Bucharest, October 10, 2024 – RBJ – Today, National Statistics has placed in the public space another piece of information that shows the disaster what has been established in our foreign trade. We sell less and less and import more and more.
Romanian exports were concentrated in the European Union area. About 75 percent of the goods sold in Romania are destined for EU member states. This is also because a good part of the Romanian industrial structure is dependent on the more developed economies in the community area. Moreover, some industrial sectors in Romania, such as the automotive industry, energy industry, metallurgy have turned into a workshop of the big ones from Germany, France, Holland or the US. If the parent companies in the West are in trouble, the workshops in Romania are becoming very sick.
On the other hand, in the last decades, Romania refused to revitalize economic relations with countries in Africa, Latin America or Asia. No governmental or private initiative has crossed EU borders. We forgot about powerful, dynamic markets, such as Algeria, Morocco, Brazil, Chile, China, Vietnam, and others.
We cannot fail to state in these lines that the governmental structure in the field of exports is downright a broken engine, a vehicle that consumes a lot and produces nothing.
The fabric of economic offices next to our embassies abroad does not produce anything. We have filled the world with all kinds of people paid with colossal sums who have no responsibility in promoting the Romanian offer. Moreover, many of these people are more concerned with increasing imports from the countries where they reside.
Therefore, the figures below cannot be surprising.

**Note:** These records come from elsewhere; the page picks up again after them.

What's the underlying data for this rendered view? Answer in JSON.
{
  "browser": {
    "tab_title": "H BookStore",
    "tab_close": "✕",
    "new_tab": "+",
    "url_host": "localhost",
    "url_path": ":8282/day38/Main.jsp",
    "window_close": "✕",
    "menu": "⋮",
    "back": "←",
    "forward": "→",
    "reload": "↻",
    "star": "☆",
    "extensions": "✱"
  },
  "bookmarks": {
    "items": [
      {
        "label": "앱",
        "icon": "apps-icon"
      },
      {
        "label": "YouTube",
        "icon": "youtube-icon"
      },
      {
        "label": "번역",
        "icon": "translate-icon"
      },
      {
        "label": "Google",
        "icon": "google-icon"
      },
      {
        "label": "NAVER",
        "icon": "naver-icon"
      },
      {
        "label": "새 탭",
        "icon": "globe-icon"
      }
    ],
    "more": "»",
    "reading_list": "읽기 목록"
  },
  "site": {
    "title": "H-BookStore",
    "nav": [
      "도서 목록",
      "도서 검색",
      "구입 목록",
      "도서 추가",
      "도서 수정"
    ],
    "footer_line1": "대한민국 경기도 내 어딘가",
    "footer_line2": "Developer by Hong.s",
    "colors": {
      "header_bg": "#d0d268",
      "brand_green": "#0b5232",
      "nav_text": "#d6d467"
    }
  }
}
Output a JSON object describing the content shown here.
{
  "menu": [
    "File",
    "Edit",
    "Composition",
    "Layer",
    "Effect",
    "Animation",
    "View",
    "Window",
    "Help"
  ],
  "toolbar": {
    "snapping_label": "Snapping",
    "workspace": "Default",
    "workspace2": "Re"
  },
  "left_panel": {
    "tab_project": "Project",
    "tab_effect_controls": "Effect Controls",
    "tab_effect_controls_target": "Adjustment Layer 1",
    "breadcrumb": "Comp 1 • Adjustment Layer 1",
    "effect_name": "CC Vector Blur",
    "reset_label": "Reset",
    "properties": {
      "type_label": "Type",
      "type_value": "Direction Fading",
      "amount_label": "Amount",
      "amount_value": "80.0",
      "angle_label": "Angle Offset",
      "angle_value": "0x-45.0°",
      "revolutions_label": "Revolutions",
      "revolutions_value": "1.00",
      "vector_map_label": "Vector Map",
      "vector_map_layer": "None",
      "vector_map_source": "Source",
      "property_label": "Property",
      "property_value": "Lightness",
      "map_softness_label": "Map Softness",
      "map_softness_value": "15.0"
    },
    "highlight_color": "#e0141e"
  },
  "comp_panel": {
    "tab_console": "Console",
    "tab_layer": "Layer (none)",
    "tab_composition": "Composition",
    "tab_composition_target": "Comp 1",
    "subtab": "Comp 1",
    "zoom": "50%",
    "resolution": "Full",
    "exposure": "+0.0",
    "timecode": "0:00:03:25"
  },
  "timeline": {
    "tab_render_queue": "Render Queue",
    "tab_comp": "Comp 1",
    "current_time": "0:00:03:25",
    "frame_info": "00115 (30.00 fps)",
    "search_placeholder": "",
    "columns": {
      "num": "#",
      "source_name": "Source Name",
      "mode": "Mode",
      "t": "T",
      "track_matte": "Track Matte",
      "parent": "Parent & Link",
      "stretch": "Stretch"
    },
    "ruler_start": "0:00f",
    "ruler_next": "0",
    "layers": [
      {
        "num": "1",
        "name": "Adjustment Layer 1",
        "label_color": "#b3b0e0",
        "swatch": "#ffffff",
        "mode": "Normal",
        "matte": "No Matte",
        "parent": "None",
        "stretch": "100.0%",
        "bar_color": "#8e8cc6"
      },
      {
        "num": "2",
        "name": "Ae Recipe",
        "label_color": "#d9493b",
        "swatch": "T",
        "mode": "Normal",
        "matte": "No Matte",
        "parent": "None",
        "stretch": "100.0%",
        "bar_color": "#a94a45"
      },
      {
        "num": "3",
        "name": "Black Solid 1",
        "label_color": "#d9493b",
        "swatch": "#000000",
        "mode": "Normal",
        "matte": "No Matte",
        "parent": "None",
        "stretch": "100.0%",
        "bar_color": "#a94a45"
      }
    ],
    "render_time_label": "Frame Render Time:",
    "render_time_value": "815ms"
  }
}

The trade balance deficit (FOB/CIF) recorded by Romania in the first eight months of the current year increased by 14.6%, compared to the same period in 2023, up to the value of 20.919 billion euros, according to the data published on Thursday by National Institute of Statistics (INS).
According to the quoted source, only at the level of August 2024, FOB exports amounted to 6.549 billion euros, and CIF imports reached 9.429 billion euros, which led to a deficit of 2.880 billion euros. Thus, compared to August of the previous year, exports decreased by 7.5%, while imports decreased by 3%.
At the same time, between January 1 and August 31, 2024, FOB exports totaled 61.139 billion euros (-1.6% compared to the first eight months of 2023), and CIF imports were 82.059 billion euros (+2%).
INS data reveal that, at the end of August this year, important shares in the structure of exports and imports are held by the product groups: machines and transport equipment (46.8% for export and 36.3% for import) and other manufactured products (28.9% for export and 28.6% for import).
The value of intra-EU27 exchanges of goods amounted to 44.099 million euros, in the analyzed period, for shipments, respectively to 59.360 billion euros for introductions, which represented 72.1% of total exports and 72.3% of total imports .
Also, the value of extra-EU27 exchanges of goods reached 17.040 billion euros, in the case of exports, and 22.699 billion euros in imports, i.e. 27.9% of total exports and 27.7% of total imports.